Явился он только в три ночи. Увидел меня в темноте (коридор такой длинный, вонючий), остановился как вкопанный метрах в пяти, весь напрягся, как будто, ей-богу, я пришёл ему морду бить. Потом подуспокоился, но, гляжу, молчит как рыба. Чего молчит? Ну, думаю, офигеть можно, он же на меня и разозлился, того и гляди разнесёт на куски, посижу-ка я тихо, ну, притулился человек в уголке, никого не трогает, правда? Но не выдержал всё же, окликнул: здравствуй, дорогой, это я, Полито! Тут он так, ах, это ты, чего ты тут делаешь посреди ночи?! Оказалось, он меня просто не узнал. Я задумался, а кого недоделанный этот рассчитывал встретить? Он думал, я кто? Тут мне вправду, ей-богу, сделалось не по себе, ночь всё-таки, темно как в жопе, я офигеваю, с моим-то поэтическим воображением, — может, тут ещё кто-то есть, вон стоит за Улисесом? Аж мурашки по коже. Надо же ещё как-то спускаться с этого грёбаного восьмого этажа, домик-то ещё тот. И всё равно бы я кубарем по лестнице скатился, только страшно, уж лучше вдвоём, я поднялся, нога затекла, ты, говорю, хоть в комнату бы впустил. Он как проснулся: ну, говорит, заходи, открыл дверь. Я зашёл, свет включили, чувствую, прихожу немного в себя, кровь забегала, надо уже впарить ему это дело (чего я, собственно, пришёл-то), достаю книжки. Он по очереди взял их в руки, взглянул, нормальные, говорит, книжки, но я-то знаю, он за них удавится. Могу, говорю, продать. Он говорит, сколько хочешь? Ну, я загнул с потолка — посмотреть, что он скажет. Он так взглянул, ладно, давай, сунул руку в карман, отдал деньги, молчит. Ладно, земляк, я пошёл, на обед-то тебя завтра ждать? Вкусно будет. Нет, говорит, не жди. Ну ладно, тогда потом приходи. Не будешь жрать, с голоду подохнешь. Я, говорит, Полито, больше к тебе не приду. Я не знаю, что на меня тут нашло.

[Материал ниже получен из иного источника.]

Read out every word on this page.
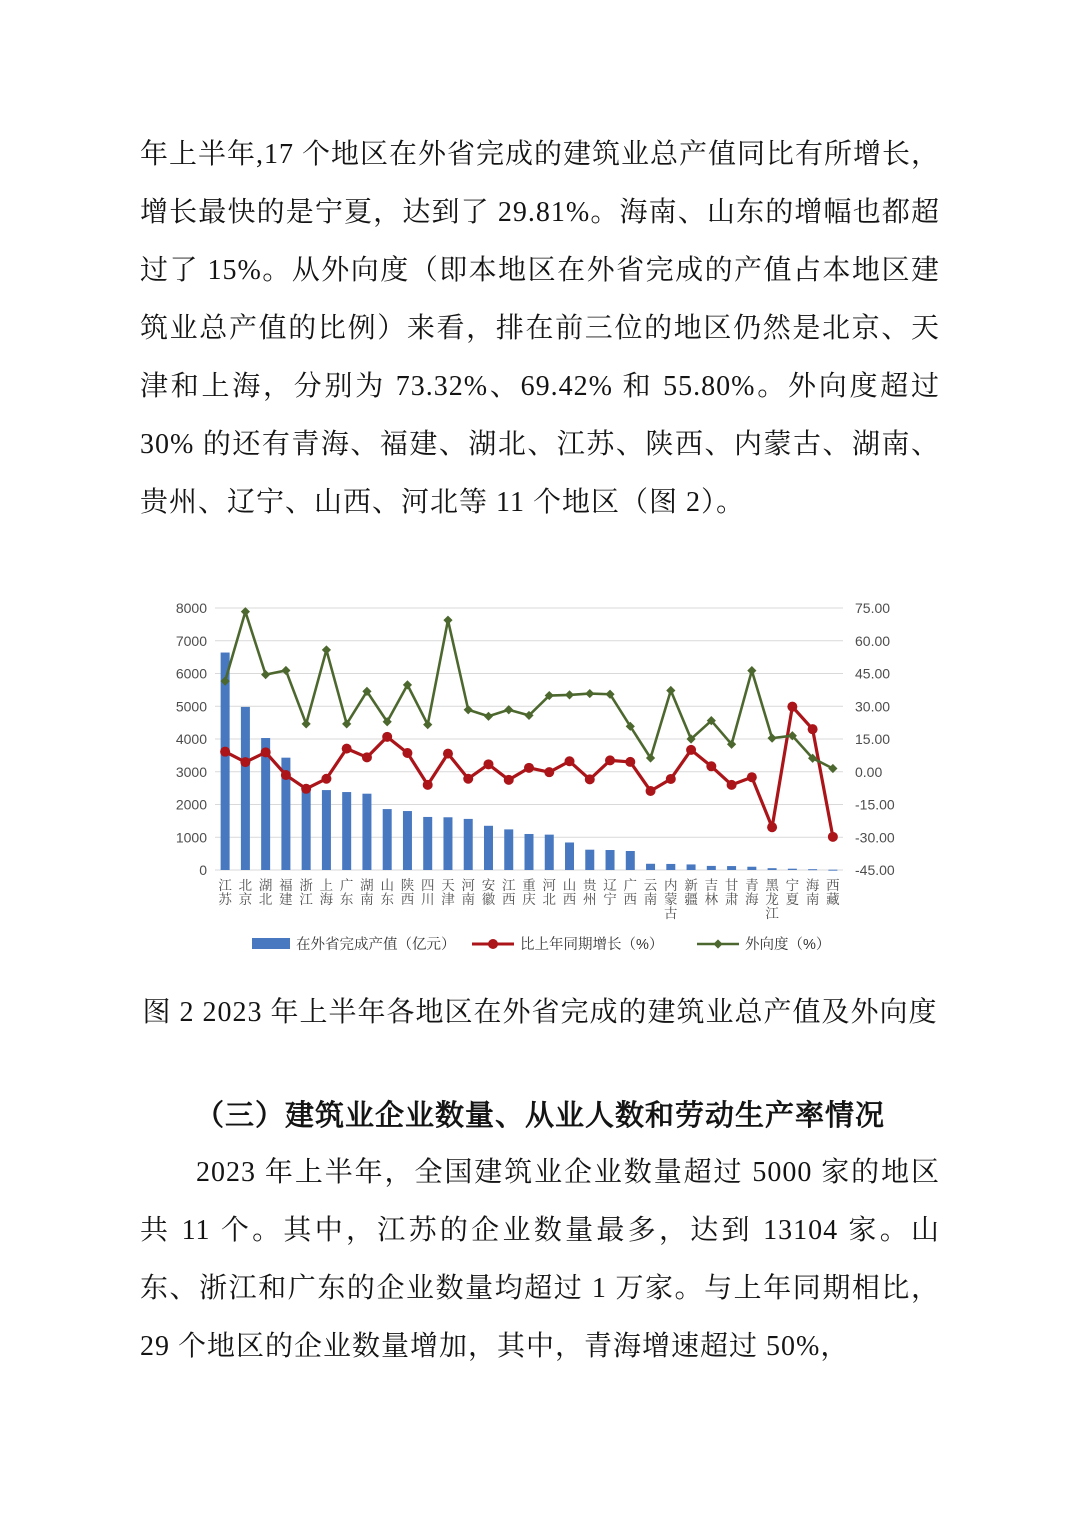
年上半年,17 个地区在外省完成的建筑业总产值同比有所增长，增长最快的是宁夏，达到了 29.81%。海南、山东的增幅也都超过了 15%。从外向度（即本地区在外省完成的产值占本地区建筑业总产值的比例）来看，排在前三位的地区仍然是北京、天津和上海，分别为 73.32%、69.42% 和 55.80%。外向度超过 30% 的还有青海、福建、湖北、江苏、陕西、内蒙古、湖南、贵州、辽宁、山西、河北等 11 个地区（图 2）。
0
1000
2000
3000
4000
5000
6000
7000
8000
-45.00
-30.00
-15.00
0.00
15.00
30.00
45.00
60.00
75.00
江苏
北京
湖北
福建
浙江
上海
广东
湖南
山东
陕西
四川
天津
河南
安徽
江西
重庆
河北
山西
贵州
辽宁
广西
云南
内蒙古
新疆
吉林
甘肃
青海
黑龙江
宁夏
海南
西藏
在外省完成产值（亿元）	比上年同期增长（%）	外向度（%）
图 2 2023 年上半年各地区在外省完成的建筑业总产值及外向度
（三）建筑业企业数量、从业人数和劳动生产率情况
2023 年上半年，全国建筑业企业数量超过 5000 家的地区共 11 个。其中，江苏的企业数量最多，达到 13104 家。山东、浙江和广东的企业数量均超过 1 万家。与上年同期相比，29 个地区的企业数量增加，其中，青海增速超过 50%，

С одной стороны, ну действительно страшно спускаться по лестнице (я уж и в коридоре-то чуть в штаны не наложил), с другой, меня как прорвало, говорю, не могу остановиться, сам себя слушаю и диву даюсь, а остановиться не могу. Ты чего, говорю, опупел, зачем же я всё накупил? Какое-такое ты имеешь право теперь отступаться? Чего я теперь буду с продуктами делать? Гноить? Как я всё это сожру? Ты что, хочешь, чтоб я лопнул? Чтоб у меня заворот кишок получился? Отвечай, что стоишь, как глухой. И всё в этом роде. Чем больше себе в голове твержу: помолчи, Полито! заткнись! что ты паришь? так только хуже напортишь! знай, дурак, меру! — тем быстрее льются слова изо рта. Ей-богу, первый раз в жизни несло, не хотел говорить, а несло, губы как не свои среди ночи, язык еле ворочается, а всё мелет, мелет: какой же ты мне после этого друг?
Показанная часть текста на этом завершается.